2. [分析]>[予測モデル]>[パーティション]を選択します。
3. 「BAD」を選択し、[Y, 目的変数]をクリックします。
4. 「LOAN」から「DEBTINC」までを選択し、[X, 説明変数]をクリックします。
5. [OK]をクリックします。
1. Shiftキーを押しながら[分岐]をクリックします。
2. 「分岐数を入力」に「5」と入力し、[OK]をクリックします。
3. 「BADのパーティション」の赤い三角ボタンをクリックし、[ROC曲線]をクリックします。
4. 「BADのパーティション」の赤い三角ボタンをクリックし、[列の保存]>[予測式の保存]を選択します。
「確率(BAD==Good Risk)」列と「確率(BAD==Bad Risk)」列には、「欠測値をカテゴリとして扱う」オプションに基づいた予測式によって、ローン申込者の信用リスクを分類する計算式が含まれています。この予測式を、[欠測値をカテゴリとして扱う]を使わなかった場合の予測式と比較してみましょう。

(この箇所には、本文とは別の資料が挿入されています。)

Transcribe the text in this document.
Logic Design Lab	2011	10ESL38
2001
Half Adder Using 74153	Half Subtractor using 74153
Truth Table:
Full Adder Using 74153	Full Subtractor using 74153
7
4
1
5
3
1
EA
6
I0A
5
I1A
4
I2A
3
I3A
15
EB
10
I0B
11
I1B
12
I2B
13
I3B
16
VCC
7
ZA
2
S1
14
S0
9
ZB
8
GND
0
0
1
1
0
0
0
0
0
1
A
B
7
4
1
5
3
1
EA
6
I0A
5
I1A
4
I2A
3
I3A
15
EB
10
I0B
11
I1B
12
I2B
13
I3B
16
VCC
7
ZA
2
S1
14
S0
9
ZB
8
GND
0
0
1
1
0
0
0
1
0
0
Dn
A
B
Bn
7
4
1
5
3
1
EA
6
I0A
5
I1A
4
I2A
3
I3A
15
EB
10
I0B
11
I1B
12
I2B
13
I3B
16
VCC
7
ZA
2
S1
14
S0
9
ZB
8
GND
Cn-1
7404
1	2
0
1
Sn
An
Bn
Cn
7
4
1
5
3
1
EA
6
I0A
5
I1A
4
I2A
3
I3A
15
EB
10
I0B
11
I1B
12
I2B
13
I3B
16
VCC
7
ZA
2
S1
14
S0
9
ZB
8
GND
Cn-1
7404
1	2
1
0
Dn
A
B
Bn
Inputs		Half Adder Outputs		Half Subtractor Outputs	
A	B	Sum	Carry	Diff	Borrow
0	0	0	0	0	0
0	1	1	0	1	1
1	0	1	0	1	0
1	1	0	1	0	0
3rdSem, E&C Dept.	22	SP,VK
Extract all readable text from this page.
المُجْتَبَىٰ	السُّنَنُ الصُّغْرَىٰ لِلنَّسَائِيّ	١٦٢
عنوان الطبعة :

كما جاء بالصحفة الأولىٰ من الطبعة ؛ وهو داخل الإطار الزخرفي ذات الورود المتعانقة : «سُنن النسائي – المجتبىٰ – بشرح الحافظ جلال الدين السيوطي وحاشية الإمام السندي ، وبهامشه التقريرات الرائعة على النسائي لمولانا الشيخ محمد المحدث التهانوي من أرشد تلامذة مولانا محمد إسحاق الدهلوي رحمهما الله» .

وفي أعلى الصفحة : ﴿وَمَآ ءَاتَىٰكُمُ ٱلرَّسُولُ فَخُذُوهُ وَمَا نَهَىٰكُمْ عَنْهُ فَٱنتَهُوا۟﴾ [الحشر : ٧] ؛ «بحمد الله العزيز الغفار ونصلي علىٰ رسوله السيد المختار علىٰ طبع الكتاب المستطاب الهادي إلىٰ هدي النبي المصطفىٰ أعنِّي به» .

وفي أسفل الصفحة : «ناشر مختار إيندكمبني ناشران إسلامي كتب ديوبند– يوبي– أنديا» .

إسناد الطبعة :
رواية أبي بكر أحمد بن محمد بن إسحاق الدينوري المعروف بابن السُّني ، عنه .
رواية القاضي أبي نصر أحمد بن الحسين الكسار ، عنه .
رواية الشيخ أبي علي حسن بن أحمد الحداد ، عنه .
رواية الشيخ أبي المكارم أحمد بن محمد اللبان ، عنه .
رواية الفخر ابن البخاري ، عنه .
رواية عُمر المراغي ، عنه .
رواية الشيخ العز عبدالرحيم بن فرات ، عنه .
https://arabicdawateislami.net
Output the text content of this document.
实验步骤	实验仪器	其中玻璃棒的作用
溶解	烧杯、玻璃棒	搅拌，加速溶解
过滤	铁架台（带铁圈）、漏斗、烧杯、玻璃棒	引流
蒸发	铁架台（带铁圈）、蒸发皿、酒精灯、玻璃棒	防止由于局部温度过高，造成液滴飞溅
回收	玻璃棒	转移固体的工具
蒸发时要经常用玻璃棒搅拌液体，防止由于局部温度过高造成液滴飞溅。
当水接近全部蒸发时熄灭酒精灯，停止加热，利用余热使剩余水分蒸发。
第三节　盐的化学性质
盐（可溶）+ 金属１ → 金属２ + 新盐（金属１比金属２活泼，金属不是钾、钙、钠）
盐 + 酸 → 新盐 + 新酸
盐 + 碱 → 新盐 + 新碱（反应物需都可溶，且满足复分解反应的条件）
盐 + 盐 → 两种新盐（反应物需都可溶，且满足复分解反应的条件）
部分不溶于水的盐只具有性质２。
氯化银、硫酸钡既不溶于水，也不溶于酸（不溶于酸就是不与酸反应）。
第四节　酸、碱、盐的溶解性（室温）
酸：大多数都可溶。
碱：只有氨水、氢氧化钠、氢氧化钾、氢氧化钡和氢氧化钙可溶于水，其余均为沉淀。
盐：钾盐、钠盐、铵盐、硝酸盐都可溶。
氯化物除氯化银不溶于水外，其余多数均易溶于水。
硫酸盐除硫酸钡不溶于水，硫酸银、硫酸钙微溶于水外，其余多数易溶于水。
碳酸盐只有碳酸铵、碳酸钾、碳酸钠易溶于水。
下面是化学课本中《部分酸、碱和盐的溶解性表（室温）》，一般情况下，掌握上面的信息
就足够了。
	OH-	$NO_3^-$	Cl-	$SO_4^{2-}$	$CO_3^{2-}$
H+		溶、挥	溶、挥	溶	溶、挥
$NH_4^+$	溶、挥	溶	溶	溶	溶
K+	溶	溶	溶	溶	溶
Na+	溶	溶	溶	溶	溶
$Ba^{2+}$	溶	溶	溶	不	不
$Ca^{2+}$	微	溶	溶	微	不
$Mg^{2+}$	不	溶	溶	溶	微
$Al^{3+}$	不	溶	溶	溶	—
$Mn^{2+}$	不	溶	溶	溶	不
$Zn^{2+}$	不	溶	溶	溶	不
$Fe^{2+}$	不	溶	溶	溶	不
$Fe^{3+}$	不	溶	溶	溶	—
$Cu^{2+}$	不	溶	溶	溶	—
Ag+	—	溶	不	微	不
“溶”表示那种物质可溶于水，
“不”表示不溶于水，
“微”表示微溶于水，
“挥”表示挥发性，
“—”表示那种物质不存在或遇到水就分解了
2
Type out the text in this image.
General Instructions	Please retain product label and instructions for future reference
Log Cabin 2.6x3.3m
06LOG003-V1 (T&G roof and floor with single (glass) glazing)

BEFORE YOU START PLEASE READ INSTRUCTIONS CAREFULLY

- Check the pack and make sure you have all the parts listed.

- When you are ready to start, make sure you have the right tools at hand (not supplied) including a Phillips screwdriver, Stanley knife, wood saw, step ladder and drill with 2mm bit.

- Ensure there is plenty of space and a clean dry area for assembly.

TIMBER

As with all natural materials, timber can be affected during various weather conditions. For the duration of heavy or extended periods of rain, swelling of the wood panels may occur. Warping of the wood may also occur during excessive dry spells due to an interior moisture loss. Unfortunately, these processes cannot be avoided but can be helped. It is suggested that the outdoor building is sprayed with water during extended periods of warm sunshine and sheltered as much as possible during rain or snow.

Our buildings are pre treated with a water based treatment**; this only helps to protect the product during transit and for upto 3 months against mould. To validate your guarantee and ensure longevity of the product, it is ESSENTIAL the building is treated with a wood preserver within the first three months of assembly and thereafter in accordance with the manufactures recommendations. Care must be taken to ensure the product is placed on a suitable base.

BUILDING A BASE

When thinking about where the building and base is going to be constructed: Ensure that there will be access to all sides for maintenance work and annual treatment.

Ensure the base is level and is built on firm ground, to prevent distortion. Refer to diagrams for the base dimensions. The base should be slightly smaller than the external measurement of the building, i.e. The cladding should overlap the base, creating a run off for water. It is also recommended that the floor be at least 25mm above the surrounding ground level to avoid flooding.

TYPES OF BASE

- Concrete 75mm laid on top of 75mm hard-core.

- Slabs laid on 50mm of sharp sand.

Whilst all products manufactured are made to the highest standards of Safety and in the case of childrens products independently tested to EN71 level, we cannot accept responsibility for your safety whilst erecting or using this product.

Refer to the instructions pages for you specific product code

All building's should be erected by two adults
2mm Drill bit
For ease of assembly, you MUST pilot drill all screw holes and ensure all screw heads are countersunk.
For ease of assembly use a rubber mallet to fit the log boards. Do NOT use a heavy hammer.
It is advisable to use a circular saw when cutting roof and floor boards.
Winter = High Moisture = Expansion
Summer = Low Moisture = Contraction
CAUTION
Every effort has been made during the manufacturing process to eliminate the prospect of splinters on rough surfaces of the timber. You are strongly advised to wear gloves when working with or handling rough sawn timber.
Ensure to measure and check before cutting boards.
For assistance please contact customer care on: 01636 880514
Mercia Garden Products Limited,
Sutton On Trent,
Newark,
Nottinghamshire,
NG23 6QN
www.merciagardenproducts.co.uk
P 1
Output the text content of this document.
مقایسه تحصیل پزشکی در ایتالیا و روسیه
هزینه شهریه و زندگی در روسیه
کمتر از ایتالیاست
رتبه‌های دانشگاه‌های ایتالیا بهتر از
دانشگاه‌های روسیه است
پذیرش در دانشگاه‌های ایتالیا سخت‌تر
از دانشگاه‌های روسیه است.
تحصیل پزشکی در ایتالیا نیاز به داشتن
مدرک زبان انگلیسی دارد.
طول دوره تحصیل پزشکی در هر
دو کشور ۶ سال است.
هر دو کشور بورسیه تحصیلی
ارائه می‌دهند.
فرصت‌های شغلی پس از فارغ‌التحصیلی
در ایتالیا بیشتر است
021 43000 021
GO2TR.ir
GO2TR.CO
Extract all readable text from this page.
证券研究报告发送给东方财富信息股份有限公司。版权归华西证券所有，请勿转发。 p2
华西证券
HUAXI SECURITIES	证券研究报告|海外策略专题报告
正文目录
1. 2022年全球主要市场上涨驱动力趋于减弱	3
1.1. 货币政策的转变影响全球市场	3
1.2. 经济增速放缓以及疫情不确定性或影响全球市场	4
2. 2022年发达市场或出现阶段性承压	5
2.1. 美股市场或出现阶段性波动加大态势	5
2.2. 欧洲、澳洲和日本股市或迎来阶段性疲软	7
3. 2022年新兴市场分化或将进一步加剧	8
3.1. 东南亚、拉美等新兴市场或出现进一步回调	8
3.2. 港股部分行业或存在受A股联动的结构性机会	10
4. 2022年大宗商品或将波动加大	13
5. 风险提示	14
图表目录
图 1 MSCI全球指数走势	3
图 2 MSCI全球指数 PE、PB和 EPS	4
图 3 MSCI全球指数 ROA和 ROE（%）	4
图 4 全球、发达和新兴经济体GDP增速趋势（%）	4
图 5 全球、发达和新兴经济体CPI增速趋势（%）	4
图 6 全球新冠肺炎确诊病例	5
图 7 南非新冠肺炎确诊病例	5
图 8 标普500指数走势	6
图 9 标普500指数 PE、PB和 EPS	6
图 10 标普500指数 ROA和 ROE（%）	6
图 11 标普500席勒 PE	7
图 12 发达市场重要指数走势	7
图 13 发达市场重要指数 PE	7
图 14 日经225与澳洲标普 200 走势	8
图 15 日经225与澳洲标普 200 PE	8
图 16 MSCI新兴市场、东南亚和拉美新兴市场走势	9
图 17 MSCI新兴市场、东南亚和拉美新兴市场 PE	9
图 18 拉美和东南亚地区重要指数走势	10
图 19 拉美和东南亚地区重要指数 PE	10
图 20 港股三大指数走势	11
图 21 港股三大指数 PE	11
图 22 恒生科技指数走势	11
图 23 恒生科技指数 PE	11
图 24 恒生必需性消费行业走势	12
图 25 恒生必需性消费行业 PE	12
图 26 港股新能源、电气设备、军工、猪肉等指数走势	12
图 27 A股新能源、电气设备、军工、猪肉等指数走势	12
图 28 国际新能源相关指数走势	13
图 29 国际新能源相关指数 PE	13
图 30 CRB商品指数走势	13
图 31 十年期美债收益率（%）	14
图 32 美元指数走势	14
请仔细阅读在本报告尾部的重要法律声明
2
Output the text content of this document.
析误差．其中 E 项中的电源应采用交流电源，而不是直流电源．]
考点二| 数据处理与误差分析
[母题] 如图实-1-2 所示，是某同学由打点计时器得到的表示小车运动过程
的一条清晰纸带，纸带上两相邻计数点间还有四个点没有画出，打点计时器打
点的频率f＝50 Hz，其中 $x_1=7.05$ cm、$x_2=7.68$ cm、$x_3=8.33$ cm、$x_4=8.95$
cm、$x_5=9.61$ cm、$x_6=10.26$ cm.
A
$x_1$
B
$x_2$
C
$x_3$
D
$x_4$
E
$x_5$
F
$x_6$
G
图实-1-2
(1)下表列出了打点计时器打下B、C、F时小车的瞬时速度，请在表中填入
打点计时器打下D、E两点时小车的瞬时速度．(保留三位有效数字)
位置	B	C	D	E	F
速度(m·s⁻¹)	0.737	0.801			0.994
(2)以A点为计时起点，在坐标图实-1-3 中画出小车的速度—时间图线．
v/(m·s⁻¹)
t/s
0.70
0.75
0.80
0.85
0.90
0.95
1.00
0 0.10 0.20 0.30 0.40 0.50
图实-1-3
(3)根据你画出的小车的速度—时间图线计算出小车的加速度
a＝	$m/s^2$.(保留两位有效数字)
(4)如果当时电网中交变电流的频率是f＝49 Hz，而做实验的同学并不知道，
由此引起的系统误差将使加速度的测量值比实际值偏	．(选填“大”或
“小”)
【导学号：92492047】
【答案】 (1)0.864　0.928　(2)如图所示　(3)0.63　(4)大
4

1. 「BADのパーティション」の赤い三角ボタンをクリックし、[やり直し]>[分析の再起動]を選択します。
2. [欠測値をカテゴリとして扱う]の選択を解除します。
3. [OK]をクリックし、[欠測値をカテゴリとして扱う]を使ったディシジョンツリーとROC曲線の作成の手順を繰り返します。
「確率(BAD==Good Risk) 2」列と「確率(BAD==Bad Risk) 2」列には、[欠測値をカテゴリとして扱う]を使わない計算式が含まれています。
2つのモデルのROC曲線を比較してみてください。左側は[欠測値をカテゴリとして扱う]を使ったモデルで、右側は[欠測値をカテゴリとして扱う]を使わなかったモデルです。
図4.15 [欠測値をカテゴリとして扱う]を使ったモデル(左)と[欠測値をカテゴリとして扱う]を使わなかったモデルのROC曲線
[欠測値をカテゴリとして扱う]を使ったモデルの曲線の下の面積(AUC; Area Under Curve)(0.8695)は、[欠測値をカテゴリとして扱う]を使わなかったモデルのAUC(0.7283)より大きくなっています。この例の応答変数は2水準なので、一方の水準のROC曲線は他方の水準のROC曲線と対角線で対称となっています。また、それら両者のAUCは等しいです。
メモ: [欠測値をカテゴリとして扱う]を使わなかった場合、得られるAUCは分析ごとに変化します。[欠測値をカテゴリとして扱う]を使わなかった場合、欠測値を含む行は、分岐のいずれかに無作為に割り当てられます。そのため、分析を再実行すると、結果がわずかに異なります。
次に、「モデルの比較」プラットフォームを用いてこれらのモデルを比較してみましょう。先ほどの手順で作成した2つの予測式の違いを見てみましょう。
1. [分析]>[予測モデル]>[モデルの比較]を選択します。
2. 「確率(BAD==Good Risk)」・「確率(BAD==Bad Risk)」・「確率(BAD==Good Risk) 2」・「確率(BAD==Bad Risk) 2」を選択し、[Y, 予測子]をクリックします。
最初の計算式列ペアには[欠測値をカテゴリとして扱う]を使ったモデルの計算式が含まれています。2つ目の計算式列ペアには[欠測値をカテゴリとして扱う]を使わなかったモデルの計算式が含まれています。
3. [OK]をクリックします。
図4.16 「モデルの比較」で得られた適合度指標
「適合度指標」レポートを見ると、[欠測値をカテゴリとして扱う]を使った最初のモデルの方が、[欠測値をカテゴリとして扱う]を使わなかった2つ目のモデルより予測精度が良いことがわかります。最初のモデルの方が、R2乗値が大きく、RMSE値と誤分類率が小さくなっています。これらの傾向はROC曲線を比較しても分かります。
メモ: 前述したとおり、[欠測値をカテゴリとして扱う]を使わなかったときの結果は、乱数に依存しているために異なります。